Posted by: William Baude | Jun 20, 2013 10:59:58 AM
Will, I'm not sure I understand the full extent of what you want the rule to be. Would your proposed rule allow a judge at a bench trial to draw an adverse inference from a defendant's refusal to testify? If so, how do you address the argument that punishing a defendant for exercising a constitutional right effectively nullifies the right? If not, how can you justify allowing the prosecutor to encourage the jury to draw an adverse inference, even if the judge subsequently tells them they're not allowed to?
Posted by: Griff | Jun 20, 2013 10:14:57 AM
I think that would be pretty shocking if prosecutors could say anything to jurors as long as they don't describe inadmissible evidence. If you really mean *anything*, then in such a world it would be totally okay for a prosecutor to tell the jury, "I personally guarantee you as a Christian that the defendant is guilty." And there are lots of more provocative examples, such as explicit appeals to racism ("We need to lock up those people and teach them a lesson," etc.) I trust you don't mean to say that should be okay.
On the policy issue (#3), I strongly disagree that it would be better to let prosecutors comment on a defendant's failure to testify.
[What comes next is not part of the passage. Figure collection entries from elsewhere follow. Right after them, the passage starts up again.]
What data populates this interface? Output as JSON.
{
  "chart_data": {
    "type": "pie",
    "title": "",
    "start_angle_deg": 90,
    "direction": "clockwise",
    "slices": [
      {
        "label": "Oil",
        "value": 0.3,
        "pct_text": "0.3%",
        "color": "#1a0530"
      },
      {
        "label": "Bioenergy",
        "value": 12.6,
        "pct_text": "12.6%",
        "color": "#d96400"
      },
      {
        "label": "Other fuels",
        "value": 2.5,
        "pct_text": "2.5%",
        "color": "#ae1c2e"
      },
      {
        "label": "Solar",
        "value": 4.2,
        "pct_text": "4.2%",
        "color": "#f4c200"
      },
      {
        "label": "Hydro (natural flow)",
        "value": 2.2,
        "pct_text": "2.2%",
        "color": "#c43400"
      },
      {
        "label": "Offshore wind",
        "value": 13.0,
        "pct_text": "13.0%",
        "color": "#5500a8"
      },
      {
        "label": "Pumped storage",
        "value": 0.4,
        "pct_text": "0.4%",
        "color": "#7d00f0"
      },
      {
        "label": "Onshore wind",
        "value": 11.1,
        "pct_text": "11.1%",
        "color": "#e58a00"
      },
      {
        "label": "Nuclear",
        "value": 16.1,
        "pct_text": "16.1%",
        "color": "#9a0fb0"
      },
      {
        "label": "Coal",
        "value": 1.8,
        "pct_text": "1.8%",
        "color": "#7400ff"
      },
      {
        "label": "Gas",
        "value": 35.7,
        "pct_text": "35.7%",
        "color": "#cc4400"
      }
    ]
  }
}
Putting aside the problem that it would be near impossible to change the impeachment rules, the bigger problem is confirmation bias. Most jurors already suspect that a defendant who elects not to testify is probably guilty. To most jurors, it just seems really weird to think that an innocent person might not want to testify and explain their innocence. If they don't hear anything about the defendant's failure to testify, they might just think it an oddity and won't focus on on it too much. Eliminating mention of that fact deemphasizes it. But given the realities of confirmation bias, if they *do* hear about it at trial from both sides, they are likely to believe the side that matches their preconceived views. They'll believe the prosecutor's version of the story because it matches their suspicion. Now you might say, well, wait, that suspicion is often true: We would certainly hope that most defendants are guilty, and presumably the ones who don't testify are probably even more likely to be guilty. But we fear an innocent person going to jail more than a guilty person going free, so the effects of confirmation bias would be particular damaging in that context.